I don't know if the term accuracy was affected is the correct wording or not. I believe it was do with the distance of point of impact of the projectile in relation to the sight setting. If you fire 10 rounds,you could have a good groupings,just higher or lower on the target. What caused this could be harmonics,they do have a forend stud and spring to give upward pressure on the barrel. All Enfields were sighted this way because when the Brit army (especially in the Great War) was ordered to "stand to arms",preceding that the order "fix bayonets" was issued. The Brit's excelled at volley fire,where the officer or NCO would shout the range and a couple of hundred Enfields would bang off and hit the "beaten zone" with deadly results as a trained soldier could fire 15-20 aimed rounds in 1 minute. The German's thought they were facing multiple machine guns.
 
^
Yup. Push in slightly on the button and it becomes possible to move the rear sight in small amount as needed.
 
The wheel on the right is one of those small parts that does not like the various storage greases or the wartime paints that got applied. Once working right it really works right, easy to turn as a fine range adjuster. But it might take removal and soaking for a while to get it to work.

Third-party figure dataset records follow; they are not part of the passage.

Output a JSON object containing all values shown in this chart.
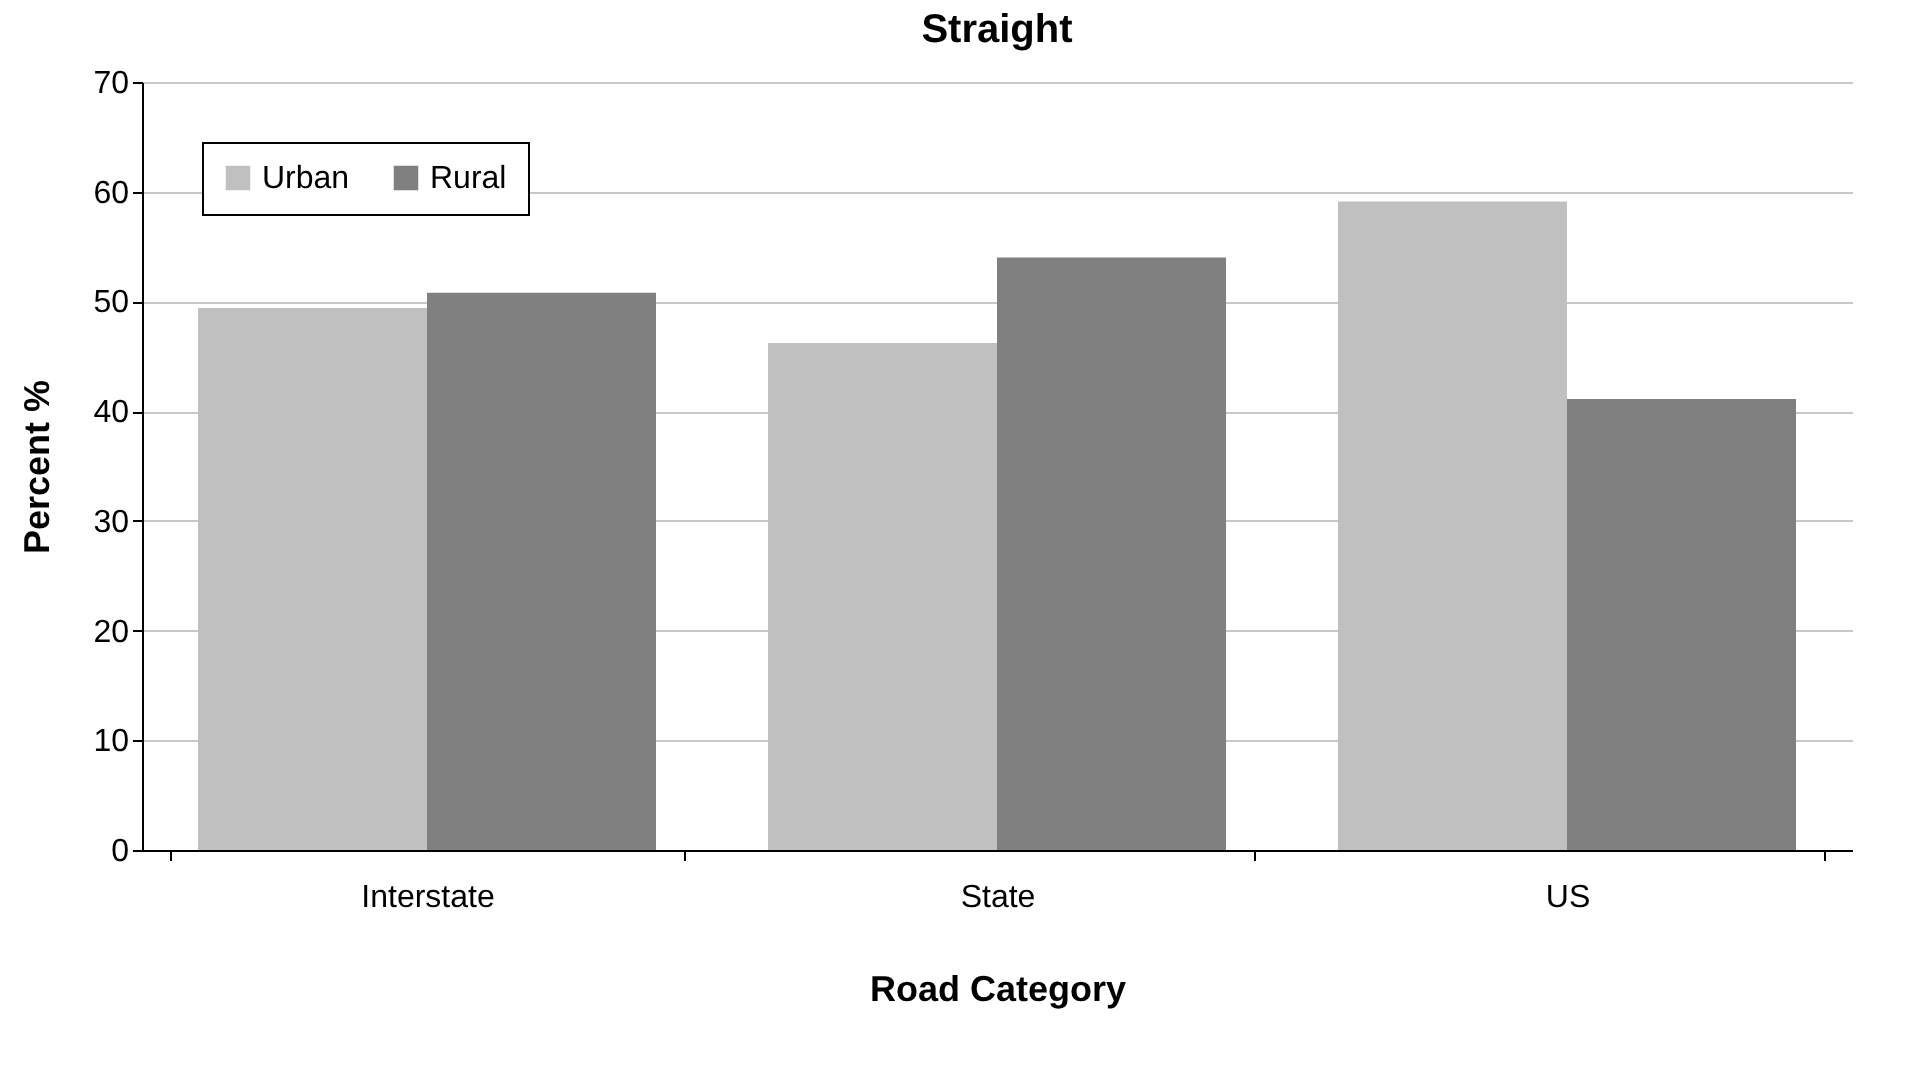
{
  "chart_data": {
    "type": "bar",
    "title": "Straight",
    "xlabel": "Road Category",
    "ylabel": "Percent %",
    "categories": [
      "Interstate",
      "State",
      "US"
    ],
    "series": [
      {
        "name": "Urban",
        "color": "#c0c0c0",
        "values": [
          49.4,
          46.2,
          59.1
        ]
      },
      {
        "name": "Rural",
        "color": "#808080",
        "values": [
          50.8,
          54.0,
          41.1
        ]
      }
    ],
    "ylim": [
      0,
      70
    ],
    "yticks": [
      0,
      10,
      20,
      30,
      40,
      50,
      60,
      70
    ],
    "grid": "y",
    "legend": "top left"
  }
}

I've had a couple so broken I was 100% positive they had a metal issue, threads are broken. First cleaned them and... they worked fine then.
 
The wheel on the right is one of those small parts that does not like the various storage greases or the wartime paints that got applied. Once working right it really works right, easy to turn as a fine range adjuster. But it might take removal and soaking for a while to get it to work.

I've had a couple so broken I was 100% positive they had a metal issue, threads are broken. First cleaned them and... they worked fine then.

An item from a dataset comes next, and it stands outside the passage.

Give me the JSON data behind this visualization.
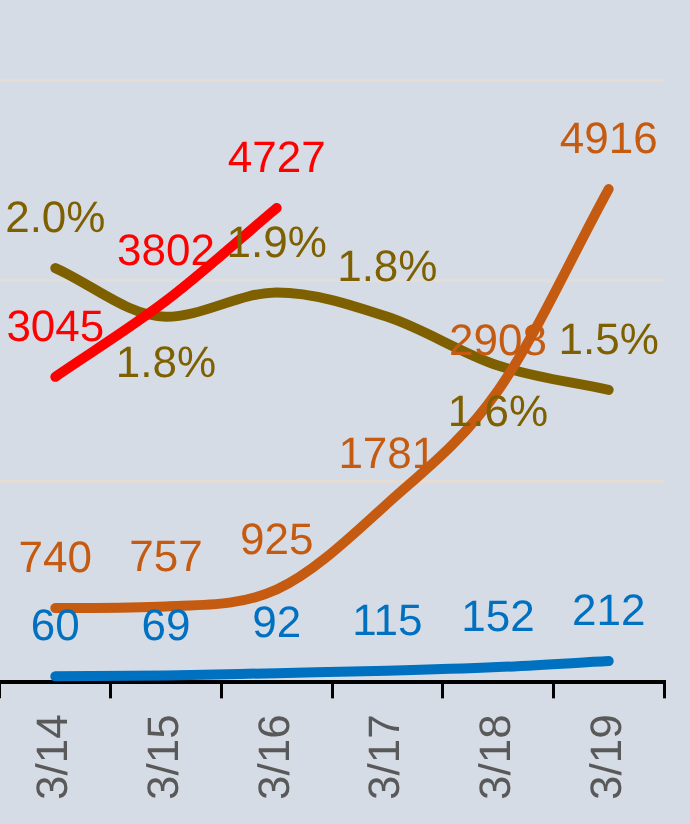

Is there a video or tutorial on how to disassemble and clean one?
 
In case I wasn't clear: I have never risked trying to disassemble this small fussy looking thing, and the whole sight assembly is pinned and brazed on; people change them out but I haven't done that.

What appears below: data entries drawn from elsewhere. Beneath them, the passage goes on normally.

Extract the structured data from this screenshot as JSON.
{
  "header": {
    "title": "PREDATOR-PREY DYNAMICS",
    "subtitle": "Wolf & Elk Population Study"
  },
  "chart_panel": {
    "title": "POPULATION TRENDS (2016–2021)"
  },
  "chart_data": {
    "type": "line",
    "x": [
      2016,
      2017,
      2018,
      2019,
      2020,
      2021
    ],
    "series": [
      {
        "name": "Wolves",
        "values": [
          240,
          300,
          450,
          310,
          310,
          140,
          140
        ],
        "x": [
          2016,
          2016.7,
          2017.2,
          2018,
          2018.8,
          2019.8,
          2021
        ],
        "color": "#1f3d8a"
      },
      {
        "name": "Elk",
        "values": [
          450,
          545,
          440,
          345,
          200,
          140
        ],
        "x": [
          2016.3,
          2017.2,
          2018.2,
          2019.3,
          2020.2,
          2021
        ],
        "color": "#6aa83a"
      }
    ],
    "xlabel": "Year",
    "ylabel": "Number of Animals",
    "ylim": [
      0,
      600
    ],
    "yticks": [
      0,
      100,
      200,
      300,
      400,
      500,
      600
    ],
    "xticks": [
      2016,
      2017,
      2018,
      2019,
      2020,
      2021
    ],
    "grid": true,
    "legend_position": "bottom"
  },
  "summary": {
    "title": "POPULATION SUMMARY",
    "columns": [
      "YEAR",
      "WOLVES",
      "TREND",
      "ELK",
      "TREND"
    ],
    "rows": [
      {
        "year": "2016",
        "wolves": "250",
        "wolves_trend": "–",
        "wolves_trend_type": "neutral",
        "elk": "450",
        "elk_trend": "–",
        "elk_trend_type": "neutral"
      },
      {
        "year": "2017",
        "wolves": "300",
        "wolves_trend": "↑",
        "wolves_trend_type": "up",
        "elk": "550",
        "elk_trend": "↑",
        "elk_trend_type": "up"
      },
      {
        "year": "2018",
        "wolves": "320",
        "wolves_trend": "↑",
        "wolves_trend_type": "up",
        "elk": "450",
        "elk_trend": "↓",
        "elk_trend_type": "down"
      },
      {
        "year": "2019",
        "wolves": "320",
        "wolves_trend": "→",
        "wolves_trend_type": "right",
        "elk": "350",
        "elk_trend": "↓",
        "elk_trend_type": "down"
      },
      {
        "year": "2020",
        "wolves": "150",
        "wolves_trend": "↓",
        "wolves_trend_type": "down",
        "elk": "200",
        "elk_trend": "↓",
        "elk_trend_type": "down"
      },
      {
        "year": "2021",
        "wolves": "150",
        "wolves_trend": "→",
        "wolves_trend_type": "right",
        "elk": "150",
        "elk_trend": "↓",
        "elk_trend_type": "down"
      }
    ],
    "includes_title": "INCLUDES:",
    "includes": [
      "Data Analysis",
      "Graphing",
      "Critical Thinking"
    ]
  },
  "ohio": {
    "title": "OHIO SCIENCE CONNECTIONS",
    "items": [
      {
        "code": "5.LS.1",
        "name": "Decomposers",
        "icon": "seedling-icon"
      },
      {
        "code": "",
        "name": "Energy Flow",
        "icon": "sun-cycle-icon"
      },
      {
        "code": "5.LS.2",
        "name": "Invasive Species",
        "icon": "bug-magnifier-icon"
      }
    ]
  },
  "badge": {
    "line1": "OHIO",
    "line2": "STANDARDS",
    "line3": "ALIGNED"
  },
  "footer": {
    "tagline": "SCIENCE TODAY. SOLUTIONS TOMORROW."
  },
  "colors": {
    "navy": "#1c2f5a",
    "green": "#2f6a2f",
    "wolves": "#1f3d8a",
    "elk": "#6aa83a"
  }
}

When I cleaned those I mentioned, I just soaked them for a week or so. Not immersed, as it's on the gun, but rags under it and around some bits, drip cleaning fluids and then oil on it every time I walk by, periodically scrub with toothbrush to remove gunk, carefully (for cleanliness, your eyes and clothes) blow it out with shop air, and so on.
 
Try some Kroil on it if you have some, that stuff works great. As @shoobe01 said just work on it on the rifle, it should free up with some soaking, brushing and compressed air.
 
do you mean the presence or absence of a bayonet is going to affect the accuracy? Is that due to barrel harmonics or is the bayonet putting stress on the barrel somewhere?
He's actually referring to the government specification for how the sight is calibrated.
SMLE barrel--if memory serves--is "fitted" (UK term-of-art is "fettled") with stock contact at three points, receiver, mid-barrel, and stock cap.
With the bayonet fixed, the end cap bears down more than without.
Change of POI is enough to table (it's online somewhere) but well withing the 3-4 MOA acceptance standard the UK used. I want to remember--and may well be wrong--the change withe/without bayonet is around 1/2 to 3/4 MOA.
 
I'm soaking it in mineral spirits right now. Will check it out in about 20 hours. Brush it down, blow it out and apply some Rem-oil. Hopefully that will rejuvenate it.